Il coinvolgimento in un’attività sportiva può avvenire in fasi precoci dello sviluppo ed è solitamente mediato dalla scelta dei genitori. Quest’ultimi possono vantare un passato da ex atleti desiderosi di tramandare al figlio la passione per lo sport, oppure si può trattare di caregiver attenti e sensibili nel riconoscere abilità, attitudini e potenzialità del bambino.
Inoltre, secondo un recente report della National Youth Sports Strategy (2020) rispettivamente il 73% e l’88% dei genitori crede che lo sport apporti dei benefici alla salute mentale e fisica dei propri figli e il 55% ritiene che l’attività fisica gioverà dal punto di vista scolastico e migliorerà le loro carriere lavorative future.
Ma quanto incide la relazione tra un genitore e il proprio figlio nello sport?
Negli ultimi decenni diversi studi hanno messo in luce come le aspettative sul sistema familiare siano cambiate radicalmente rispetto al passato, tanto che i genitori di oggi sono ritenuti sempre più responsabili nel favorire o meno il futuro dei figli [1]. Questi standard rappresentano ciò che la società descrive come “buona genitorialità” in cui il valore del genitore è sempre più legato ai risultati e alle prestazioni del figlio. In questo contesto lo sport, come la scuola, fornisce misure oggettive di successo e confronto sociale portando così i genitori a investire enormi quantità di tempo e denaro nei loro giovani atleti [2].
Lo sport giovanile sta diventando, dunque, sempre più professionalizzate, nel senso che l’attenzione si sta spostando dai benefici sullo sviluppo fisico, sociale e psicologico verso obiettivi più estrinseci come la vittoria, il posizionamento in classifica, l’approvazione sociale e l’ottenimento di borse di studio.

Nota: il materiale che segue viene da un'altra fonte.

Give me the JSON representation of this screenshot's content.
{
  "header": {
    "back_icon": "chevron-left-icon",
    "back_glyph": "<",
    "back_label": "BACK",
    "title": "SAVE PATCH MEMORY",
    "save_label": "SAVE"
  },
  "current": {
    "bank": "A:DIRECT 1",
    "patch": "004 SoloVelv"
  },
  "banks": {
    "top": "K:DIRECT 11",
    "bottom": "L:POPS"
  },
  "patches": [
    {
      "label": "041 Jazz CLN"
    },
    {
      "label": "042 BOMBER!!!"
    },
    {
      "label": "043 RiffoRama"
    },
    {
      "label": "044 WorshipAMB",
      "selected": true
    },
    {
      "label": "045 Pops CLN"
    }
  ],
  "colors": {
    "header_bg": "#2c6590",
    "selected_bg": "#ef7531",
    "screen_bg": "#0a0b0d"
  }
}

Spesso ciò determina un eccessivo coinvolgimento nella carriera sportiva del figlio che può interferire con un sano sviluppo atletico e personale.
“Il problema è che, quando i bambini vengono valutati solo per i loro risultati, vivono per accontentare le fantasie dei genitori e non per chi sono loro come individui” [3].
Weinberg e Gould, esponenti nell’ambito dell’Applied Sport Psychology e direttori dell’Institute for the Study of Youth Sports, riportano come le convinzioni e i comportamenti dei genitori rispetto alla partecipazione dei loro figli nella pratica sportiva siano fortemente correlati ai comportamenti e al benessere psicologico di questi ultimi [2].
In particolare è emerso che i genitori che sostengono obiettivi di padronanza nei figli, in cui lo scopo dell’attività sportiva è sviluppare competenza e padronanza e dove l’errore è considerato parte del processo di apprendimento, concorrono nel creare un’esperienza più vantaggiosa per i giovani nello sport.
Invece, la predominanza di obiettivi di prestazione, in cui si desidera dimostrare il proprio livello di abilità rispetto agli altri e dove l’errore rivela una mancanza di capacità, è spesso associata a minor autostima e a maggiori livelli di stress.
Anche la pressione esercitata dei genitori svolge un ruolo importante nello sport giovanile. Secondo alcune ricerche presenti in letteratura, i minori che possiedono una motivazione intrinseca verso lo sport e riferiscono di divertirsi di più durante la pratica sportiva hanno dei genitori che si rapportano nei loro confronti con un atteggiamento di supporto. Esercitare, invece, troppa pressione e riporre eccessive aspettative sul giovane atleta ha degli effetti negativi come un aumento dell’ansia da prestazione, timore del fallimento, fluttuazioni della motivazione e burnout dell’atleta.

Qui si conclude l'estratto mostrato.